Suizidversuch als Ursache? Uni-Klinik Bergmannsheil: Suizidversuch als Ursache: Patientin legte offenbar das Feuer

Bochum - Die automatischen Feuermelder im Bettenhaus der Universitätsklinik Bergmannsheil in Bochum lösen um 2.35 Uhr Alarm aus, sechs Minuten später sind die ersten Feuerwehrleute da – „und von der Intensität der Flammenentwicklung überrascht“, wie es der Bochumer Feuerwehrsprecher Kurt Chlench am späten Freitagvormittag sagen wird.

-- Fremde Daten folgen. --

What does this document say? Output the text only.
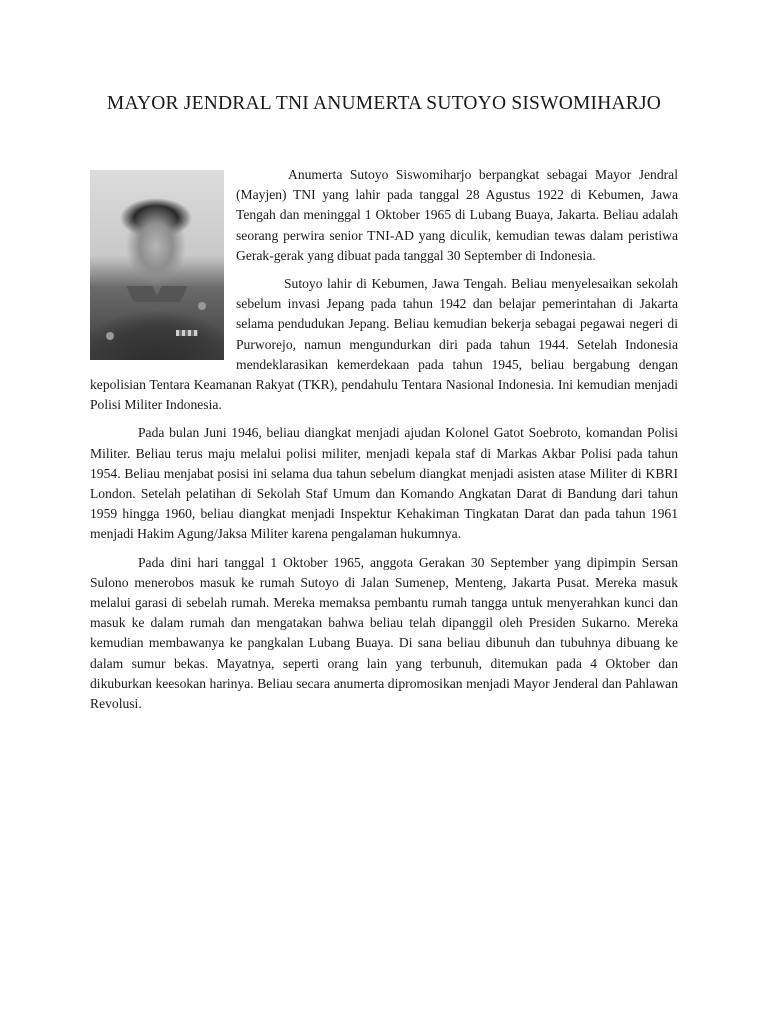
MAYOR JENDRAL TNI ANUMERTA SUTOYO SISWOMIHARJO

Anumerta Sutoyo Siswomiharjo berpangkat sebagai Mayor Jendral (Mayjen) TNI yang lahir pada tanggal 28 Agustus 1922 di Kebumen, Jawa Tengah dan meninggal 1 Oktober 1965 di Lubang Buaya, Jakarta. Beliau adalah seorang perwira senior TNI-AD yang diculik, kemudian tewas dalam peristiwa Gerak-gerak yang dibuat pada tanggal 30 September di Indonesia.

Sutoyo lahir di Kebumen, Jawa Tengah. Beliau menyelesaikan sekolah sebelum invasi Jepang pada tahun 1942 dan belajar pemerintahan di Jakarta selama pendudukan Jepang. Beliau kemudian bekerja sebagai pegawai negeri di Purworejo, namun mengundurkan diri pada tahun 1944. Setelah Indonesia mendeklarasikan kemerdekaan pada tahun 1945, beliau bergabung dengan kepolisian Tentara Keamanan Rakyat (TKR), pendahulu Tentara Nasional Indonesia. Ini kemudian menjadi Polisi Militer Indonesia.

Pada bulan Juni 1946, beliau diangkat menjadi ajudan Kolonel Gatot Soebroto, komandan Polisi Militer. Beliau terus maju melalui polisi militer, menjadi kepala staf di Markas Akbar Polisi pada tahun 1954. Beliau menjabat posisi ini selama dua tahun sebelum diangkat menjadi asisten atase Militer di KBRI London. Setelah pelatihan di Sekolah Staf Umum dan Komando Angkatan Darat di Bandung dari tahun 1959 hingga 1960, beliau diangkat menjadi Inspektur Kehakiman Tingkatan Darat dan pada tahun 1961 menjadi Hakim Agung/Jaksa Militer karena pengalaman hukumnya.

Pada dini hari tanggal 1 Oktober 1965, anggota Gerakan 30 September yang dipimpin Sersan Sulono menerobos masuk ke rumah Sutoyo di Jalan Sumenep, Menteng, Jakarta Pusat. Mereka masuk melalui garasi di sebelah rumah. Mereka memaksa pembantu rumah tangga untuk menyerahkan kunci dan masuk ke dalam rumah dan mengatakan bahwa beliau telah dipanggil oleh Presiden Sukarno. Mereka kemudian membawanya ke pangkalan Lubang Buaya. Di sana beliau dibunuh dan tubuhnya dibuang ke dalam sumur bekas. Mayatnya, seperti orang lain yang terbunuh, ditemukan pada 4 Oktober dan dikuburkan keesokan harinya. Beliau secara anumerta dipromosikan menjadi Mayor Jenderal dan Pahlawan Revolusi.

Was er da noch nicht weiß: Die Skepsis war berechtigt. Denn am späten Nachmittag teilt die Polizei mit, der Brand könnte von einer Patientin gelegt worden sein. „Suizidale Absichten sind nicht auszuschließen“, so die Ermittler. Im Zimmer der 69 Jahre alten Frau war das Feuer entfacht worden, sie war in den Flammen ums Leben gekommen. Der zweite Tote, ein Patient aus dem Nachbarzimmer, war 41 Jahre alte und stammt aus Marl.
Mindestens 16 Patienten schwer verletzt, zwei Menschen sterben
Als die Wehr mitten in der Nacht eintrifft, brennt es lichterloh im Dachgeschoss des 1987 eröffneten Bettenhauses, einige Menschen sind auf die Balkons gestürmt und rufen verzweifelt um Hilfe. Es wird dem Personal und den Feuerwehrleuten gelingen, die meisten Patienten des Hauses in Sicherheit zu bringen, Dutzende von ihnen müssen all die Stockwerke hinab durch den Rauch getragen werden – Lifte zu benutzen ist nicht erlaubt. Am Ende werden 100 Patienten vorzeitig entlassen, 80 innerhalb des Krankenhauses, das aus mehrere Gebäudetrakten besteht, verlegt.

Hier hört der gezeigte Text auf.